Os 75 anos do escorpião – a história da Abarth

Desde que o homem descobriu a roda, ele procurou um jeito de fazê-la girar mais rápido. Aliás… este é quase um instinto natural nosso, e foi a verdadeira motivação para a “invenção” da roda: fazer as coisas mais rapidamente. Alguns homens, contudo, transformaram essa busca pela velocidade na história de sua vida, e acabaram t a história do automóvel. Carlo Abarth é um desses caras.

Apesar do nome italiano, Abarth era austríaco: nasceu em 1908 em Viena logo após a formação do Império Austro-Húngaro, filho de uma burguesa vienense e de um segundo-tenente do exército imperial dos Habsburgo. 

A família Abarth era originária da região de Trento, que pertencia à Áustria, mas passou ao domínio italiano após a dissolução do Império Austro-Húngaro. Seus avós eram proprietários de um hotel em Merano, e com o fim do exército imperial, seu pai mudou para a Itália para administrar o negócio da família e acabou optando pela cidadania italiana.

Desde cedo ele demonstrava paixão pela velocidade, técnica e espírito competitivo: ainda adolescente ele participava de corridas de patinete com os amigos de seu bairro, mas como era mais novo, acabava em desvantagem. Para tentar ser mais rápido, ele pegou um cinto de couro e pediu ajuda ao sapateiro de sua rua para criar um revestimento para as rodas do patinete. Com o “pneu”, ele não estava mais sujeito aos pedriscos e à poeira da superfície e finalmente conseguiu vencer os amigos mais velhos.

Aos 16 anos ele começou a trabalhar na carrozzeria Castagna em Milão, juntou dinheiro para estudar engenharia em Viena. Já como engenheiro, ele foi trabalhar em uma oficina vienense chamada Degan, onde era responsável pela fabricação de quadros de motos e bicicletas.

Seus projetos ganharam destaque no cenário motociclístico austríaco da época — estamos falando do final dos anos 1920 — e Abarth acabou apresentado ao campeão nacional de motociclismo Joseph Opawsky, que o levou para trabalhar na Motor Thun, uma famosa fabricante de motos da época. Em seu novo emprego, Abarth se tornou piloto de testes e projetista.
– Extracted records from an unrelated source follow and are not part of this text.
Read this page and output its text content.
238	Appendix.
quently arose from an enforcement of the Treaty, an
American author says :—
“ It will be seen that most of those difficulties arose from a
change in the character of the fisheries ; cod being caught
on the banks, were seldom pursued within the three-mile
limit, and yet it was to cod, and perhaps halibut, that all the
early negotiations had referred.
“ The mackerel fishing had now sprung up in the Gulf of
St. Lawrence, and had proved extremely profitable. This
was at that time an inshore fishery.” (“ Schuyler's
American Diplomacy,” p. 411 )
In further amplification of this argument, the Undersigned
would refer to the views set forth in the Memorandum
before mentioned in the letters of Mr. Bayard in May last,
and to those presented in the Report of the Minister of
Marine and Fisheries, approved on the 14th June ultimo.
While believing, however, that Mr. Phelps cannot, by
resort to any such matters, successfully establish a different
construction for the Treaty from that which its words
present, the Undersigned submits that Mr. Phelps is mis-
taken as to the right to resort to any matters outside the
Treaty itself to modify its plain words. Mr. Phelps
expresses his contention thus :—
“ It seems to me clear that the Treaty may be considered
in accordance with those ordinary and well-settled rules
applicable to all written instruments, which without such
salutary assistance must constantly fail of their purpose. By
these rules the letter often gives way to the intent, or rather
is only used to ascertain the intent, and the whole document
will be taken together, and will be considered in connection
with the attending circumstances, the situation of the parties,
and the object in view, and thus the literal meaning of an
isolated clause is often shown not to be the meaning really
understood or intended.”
Aos 20 anos, em 1928, criou seu primeiro chassi de moto.

Meses depois, ele foi chamado para substituir um dos pilotos da equipe da fábrica, que havia adoecido. Na primeira sessão de treinos ele fez o melhor tempo e, em vez de comemorar, teve que se defender das acusações dos próprios colegas: eles alegaram que Abarth modificada a moto de forma irregular e o obrigaram a trocar a moto para a segunda sessão.

Com a moto trocada, ele conseguiu novamente o melhor tempo e novamente foi “recompensado” com a inveja dos colegas. Ele acabou abandonando a prova por uma quebra mecânica — que foi considerada suspeita pela imprensa local.

Rejeitado pelos colegas de trabalho, Abarth deixou a Thun e, em 1929, comprou uma Grindlay-Peerless 250 usada e a preparou para começar a correr profissionalmente. Com uma série de vitórias, Abarth acabou chamando a atenção das fábricas alemãs e britânicas, e conseguiu um contrato com a DKW. Nessa mesma época ele criou a primeira moto com a marca Abarth, uma DKW 250 monocilíndrica com arrefecimento líquido.

Em 1930, na corrida Viena-Innsbruck, Abarth sofreu um grave acidente que causou uma lesão permanente no joelho, impedindo-o de competir. Durante sua recuperação ele desenvolveu um novo abafador de escape menos restritivo enquanto tentava a aprovação da comissão médico-desportiva para voltar a correr. Ele nunca conseguiu. 

O jeito foi tentar outra categoria: os sidecars. Com uma moto-sidecar criada por ele próprio, Abarth organizou um desafio de velocidade contra o trem Expresso do Oriente, ao longo dos 1.370 km que separavam as cidades de Ostend e Viena.

A corrida chamou a atenção, ganhou publicidade e colocou Abarth em uma nova posição no motociclismo austríaco. Mas seu joelho continuou um problema que lhe colocou em desvantagem nas competições. Novamente Abarth usou sua inventividade, criando uma suspensão de braço oscilante que permitia inclinar a roda externa do sidecar para otimizar a aderência e conseguir velocidades mais altas. Venceu praticamente tudo o que disputou nos três anos seguintes. Algumas fontes mencionam até que ele foi pentacampeão austríaco, embora não haja nada muito concreto que comprove esta afirmação.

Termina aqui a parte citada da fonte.